2) Leaders do not want to act

Sometimes the analytics team provides some useful evidence to help leaders make a decision but then the leaders simply say, “Can you do more analysis?” This is the famous problem of analysis paralysis.

Another kind of situation is when the analytics team finds an important insight on their own – for example, some insight on remote work – but the leaders simply don’t pay any attention.

In both these cases the issue is not the analysis, it’s leaders unwilling to act on the analysis.

3) The analysis has become messy and inconclusive, so people just give up on it

We often start with a simple question such as “What are the characteristics of employees with high potential?”

When we dig into that question we run into all sorts of difficulties. We find that there is no agreement on who is high potential. We find the data is spotty. We find that the answer varies a lot from role to role. In the end, it all seems too messy and inconclusive to act on.

Three possible solutions:

Here’s how I think we can solve these problems:

1) Separate the analytics consulting group from the analytics operations group

The endless work of just managing reports and dashboards; as well as the difficult work of data management, can easily eat up all the time of your analytics team.

 You need to protect one part of the team, what I call the analytics consulting group, from this endless stream of work.

Have one part of the analytics group handle operations; then have another part act as consultants working with leaders to identify important questions. This is what and brings the power of analytics to bear.

2) Focus on leadership psychology, not data analytics

No matter how good you are at analysis, you won’t have much impact if you don’t understand the psychology that drives leadership behaviors.

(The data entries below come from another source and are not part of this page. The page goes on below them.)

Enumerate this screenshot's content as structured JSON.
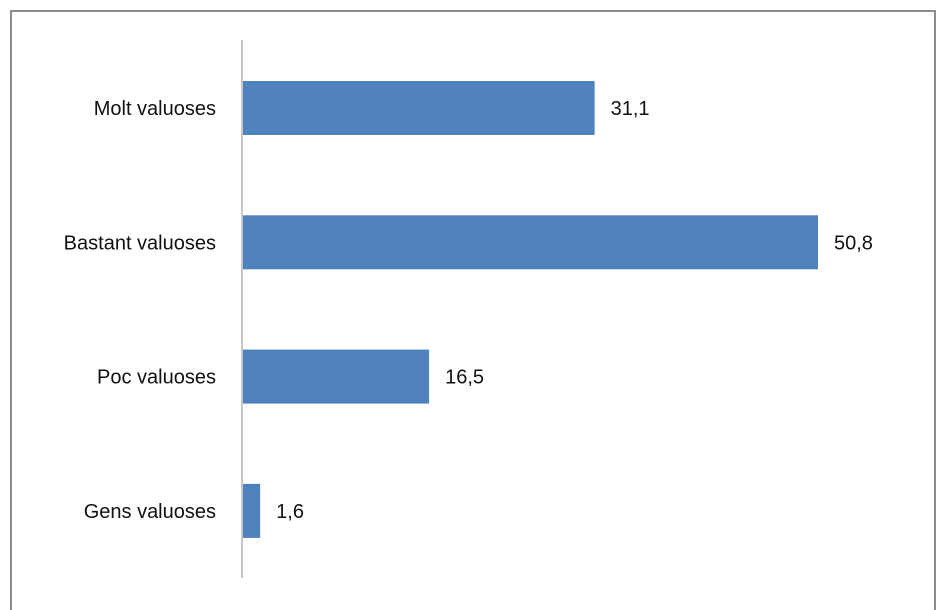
{
  "chart_data": {
    "type": "bar",
    "orientation": "horizontal",
    "categories": [
      "Molt valuoses",
      "Bastant valuoses",
      "Poc valuoses",
      "Gens valuoses"
    ],
    "values": [
      31.1,
      50.8,
      16.5,
      1.6
    ],
    "value_labels": [
      "31,1",
      "50,8",
      "16,5",
      "1,6"
    ],
    "title": "",
    "xlabel": "",
    "ylabel": "",
    "xlim": [
      0,
      50.8
    ],
    "grid": false,
    "legend": "none",
    "bar_color": "#4f81bd",
    "axis_color": "#8c8c8c"
  }
}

You need to develop skills in influence and persuasion. If you thought analytics was a way to get away from the challenges of personality and politics, then I’m sorry to tell you that you were wrongManaging your leaders is a big part of being a successful analytic pro.

3) Re-frame your task by focusing on the key decisions to be made

Problems are almost always more complicated than they first appear.

When the complication risks derailing our analytics project it’s time to narrow the focus.

For instance, if we are interested in “potential” we might ask “Of all the different jobs, which are the one or two where we are most concerned about identifying high potentials?”

But you can also ask: “What decision are we trying to make?” If it’s about making the best promotion decision then ask whether you really need to be measuring potential or if there are other things you can do to make better promotion decisions.

Instead, you might ask “Which two or three promotion decisions are the most critical ones?” Once you narrow down the problem, chances are you will be able to move the analysis forward.


People analytics is maturing and we can learn from the problems of the past.

It’s true many analytics projects get stuck but that’s not inevitable.

We just need to understand why projects are likely to get stuck and deploy tactics to overcome the barriers.